According to Prakash Chafalkar of The Multiplex Association of India, of the 11,394 screens in the country, 800-odd are part of multiplex chains. They sell tickets at anywhere between Rs 120-150 against the all-India average of Rs 30-50. Overall, theatre revenues accounted for 76 per cent (or Rs 9,700 crore) of the Rs 12,600 crore that Indian films made in 2008. According to Kapur, multiplexes bring in 55-60 per cent of a film’s theatre revenues, while the remainder comes from the 10,500-odd single screens.
This invariably skews everything — the creative, marketing, the entire business focus of film companies. The overriding belief among scriptwriters, film executives and firms seems to be that only the audience going to these 800 screens is capable of enjoying and paying for cinematic variety.
So while you will see some rich-quality cinema coming to multiplexes, there is hardly anything interesting being made for the rest of India. The last few mass-market films were Om Shanti Om, Sivaji and Jab We Met (2007) and Rab Ne Bana Di Jodi and Ghajini (2008). None of the large film companies attempt to create portfolios that mix languages, genres, or segment audiences to account for the two key characteristics of any market in India — volumes and heterogeneity. Kapur points that no studio sets out to make films only for multiplexes. He reckons that the creative calls the studios take are more inclined to the sensibilities of people making the films. (UTV has usually had a better portfolio mix than other studios)
Maybe. But this has left vast portions of the audience with growing purchasing power, but with nothing to watch. A resurgent Marathi, Bangla or Bhojpuri cinema has rushed in to fill the gap and grab slices of the film pie. The narrow focus also limits non-theatre revenues because many of the multiplex films are of little-interest to the ratings-oriented and ad-supported TV channels, big buyers of film rights. The only other major revenue source for multiplex-oriented films is home video.
Besides the skew, the other reason things could have come to a head — two bad years (2007 and 2008), rising costs and falling margins.

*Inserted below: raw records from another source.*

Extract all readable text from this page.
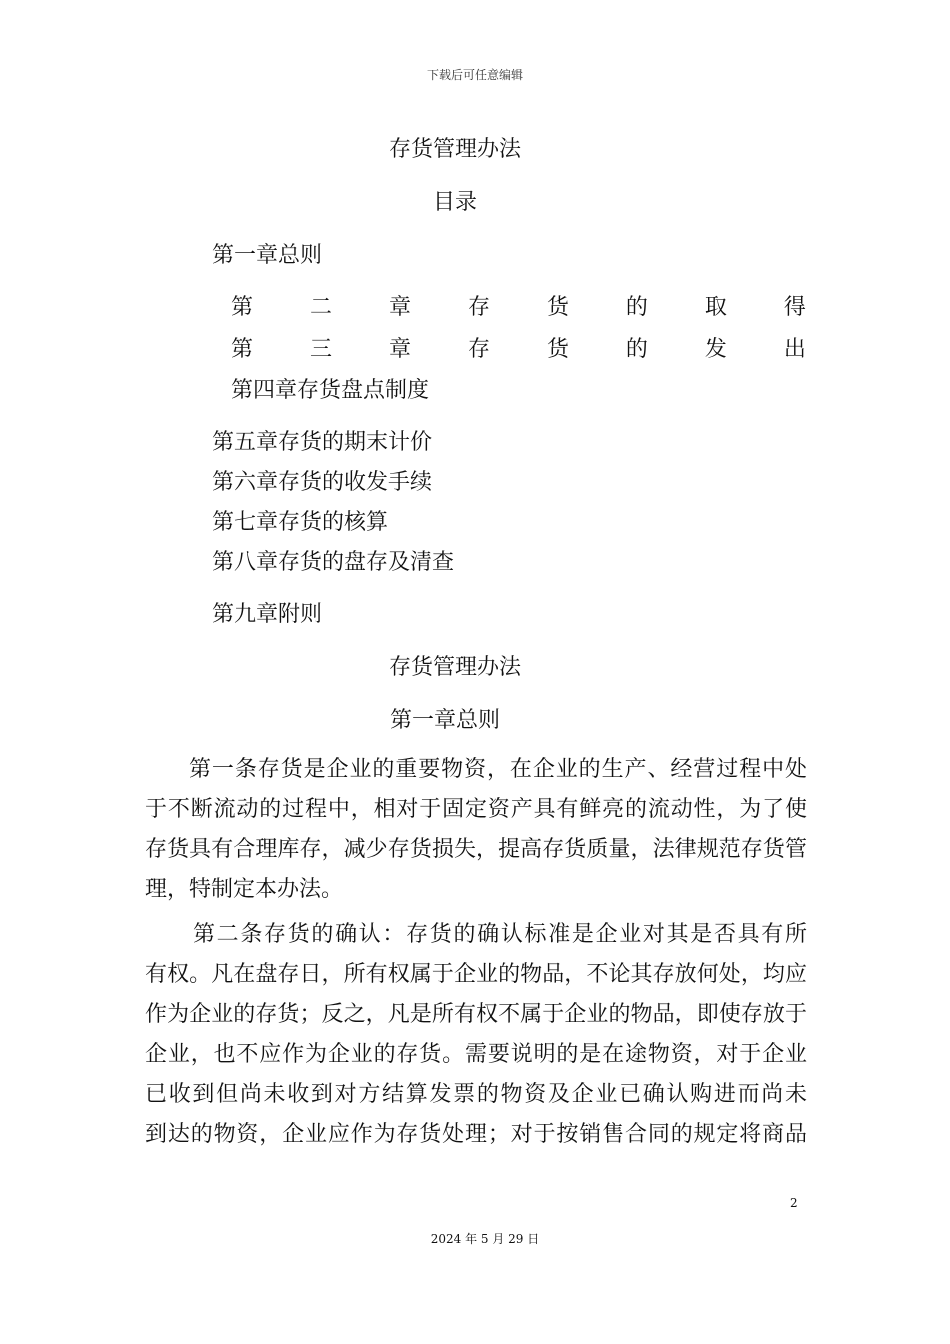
下载后可任意编辑
存货管理办法
目录
第一章总则
第	二	章	存	货	的	取	得
第	三	章	存	货	的	发	出
第四章存货盘点制度
第五章存货的期末计价
第六章存货的收发手续
第七章存货的核算
第八章存货的盘存及清查
第九章附则
存货管理办法
第一章总则
第一条存货是企业的重要物资，在企业的生产、经营过程中处
于不断流动的过程中，相对于固定资产具有鲜亮的流动性，为了使
存货具有合理库存，减少存货损失，提高存货质量，法律规范存货管
理，特制定本办法。
第二条存货的确认：存货的确认标准是企业对其是否具有所
有权。凡在盘存日，所有权属于企业的物品，不论其存放何处，均应
作为企业的存货；反之，凡是所有权不属于企业的物品，即使存放于
企业，也不应作为企业的存货。需要说明的是在途物资，对于企业
已收到但尚未收到对方结算发票的物资及企业已确认购进而尚未
到达的物资，企业应作为存货处理；对于按销售合同的规定将商品
2
2024 年 5 月 29 日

Don’t link this to the slowdown — that is when people spend more on films. After five years of stagnant revenues, the US box-office has perked up in 2009, in the middle of a gut-wrenching recession. According to media reports, revenue from ticket sales till March this year were up 16.5 per cent compared with last year. The number of tickets sold, a figure that hasn’t increased in about a decade, has actually gone up 14.8 per cent.
What film companies and multiplexes should be working towards is getting more people into theatres — not fighting over revenues from falling footfalls.